O documentário Outraged mostrou que no esporte Europeu também houve um aumento de casos racistas ou preconceituosos. A jogadora norte americana Megan Rapinoe, vencedora da Bota e da Bola de ouro na premiação da FIFA de 2019, afirma que antes de Donald Trump era mais inaceitável dizer ou ouvir coisas racistas. Dessa maneira, instiga o telespectador a refletir se os representantes mundiais, ou pessoas influentes tem influência na conduta da sociedade. Infelizmente, o racismo no esporte não tem ficado somente em palavras, mas também tem resultado em ações mais assustadoras como as de torcedores jogarem cascas de banana no campo. (Silva, 2020)
Uma das questões denunciadas foi que há pouca representatividade negra em cargos de alto poder, novamente podendo ser um racismo institucional. Por fim, outra questão abordada que faz o telespectador refletir é que as punições muitas das vezes não são aplicadas ou se são aplicadas, são muitas das vezes consideradas fracas e é por este motivo que os atos racistas não conseguem ser combatidos dentro do esporte.
Conclusão
Ao analisar os filmes e o documentário, foi observado que, mesmo em diferentes épocas e modalidades esportivas, as obras compartilham memórias em comum. É relevante destacar que a escolha dos filmes Race, História de uma lenda, Duelo de Titãs buscou uma análise comparativa do racismo no esporte moderno em sociedades estrangeiras. No entanto, é essencial reconhecer possíveis fragilidades ao abordar contextos europeus e americanos, influenciados por narrativas culturais específicas. A delimitação espacial em situações brasileiras busca identificar lições para combater o racismo no esporte nacional, adaptando experiências dos filmes à realidade brasileira, visando promover um ambiente esportivo mais inclusivo e igualitário.
Nesse sentido os quadros sociais desempenham um papel fundamental na compreensão do presente, passado e futuro, influenciando a percepção por meio das preocupações individuais inseridas nas relações sociais e nos grupos sociais. Essa abordagem sociológica da memória social permite entender não apenas a identidade e as opiniões individuais, mas também os grupos de referência e a sociedade em que vivemos. A memória é reconstruída e enquadrada simultaneamente, e qualquer atividade humana pode ser utilizada para analisar a sociedade no campo de estudos da memória social.

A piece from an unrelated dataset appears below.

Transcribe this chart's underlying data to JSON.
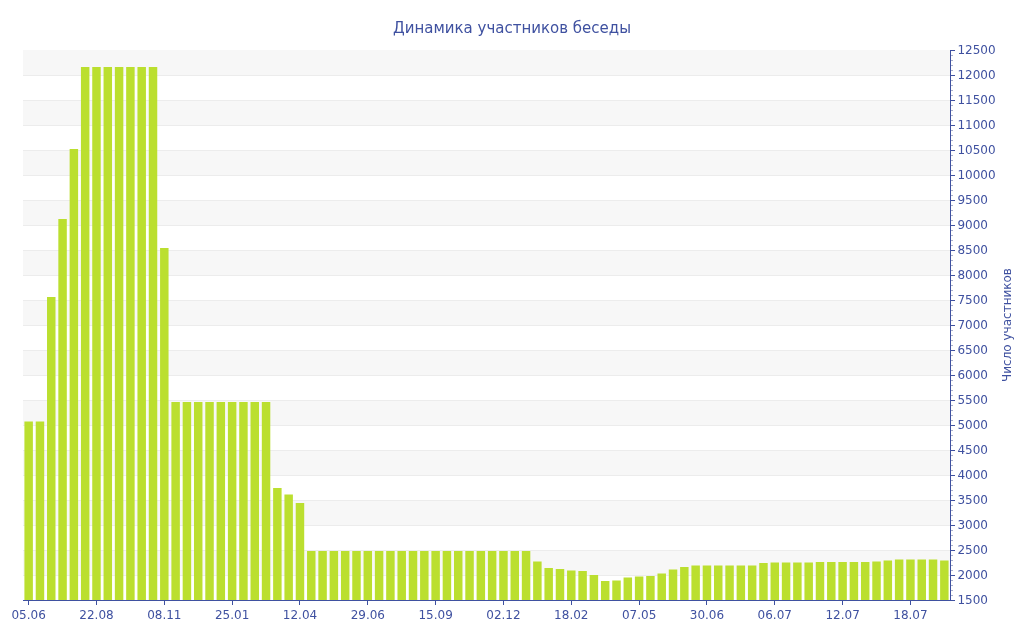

No contexto dos filmes analisados e até mesmo no documentário, a memória social revelou a persistência de insultos racistas contra pessoas negras, como o uso do termo "macacos".
Além disso, houve retratos de segregação nas torcidas, com brancos e negros separados nos filmes Race, A história de uma lenda e Duelo de Titãs. Ainda, de atitudes distintas em relação aos heróis negros. Os filmes também compartilham a memória de ameaças enfrentadas por personagens negros e a necessidade de aceitar a miscigenação racial nos times. Em alguns casos, o esporte foi capaz de unir sociedades divididas pela segregação racial, como retratado em Duelo de Titãs e Invictus. No entanto, é importante ressaltar que a memória social pode tanto contribuir para superar traumas históricos relacionados ao racismo quanto perpetuar estereótipos e preconceitos. Infelizmente, o racismo ainda persiste no esporte e na sociedade em geral, e casos têm sido registrados com aumento, possivelmente devido à cultura da denúncia. Diferentes formas de racismo foram identificadas, principalmente a presença do racismo estrutural, mas o racismo individual e institucional também se faz presentes.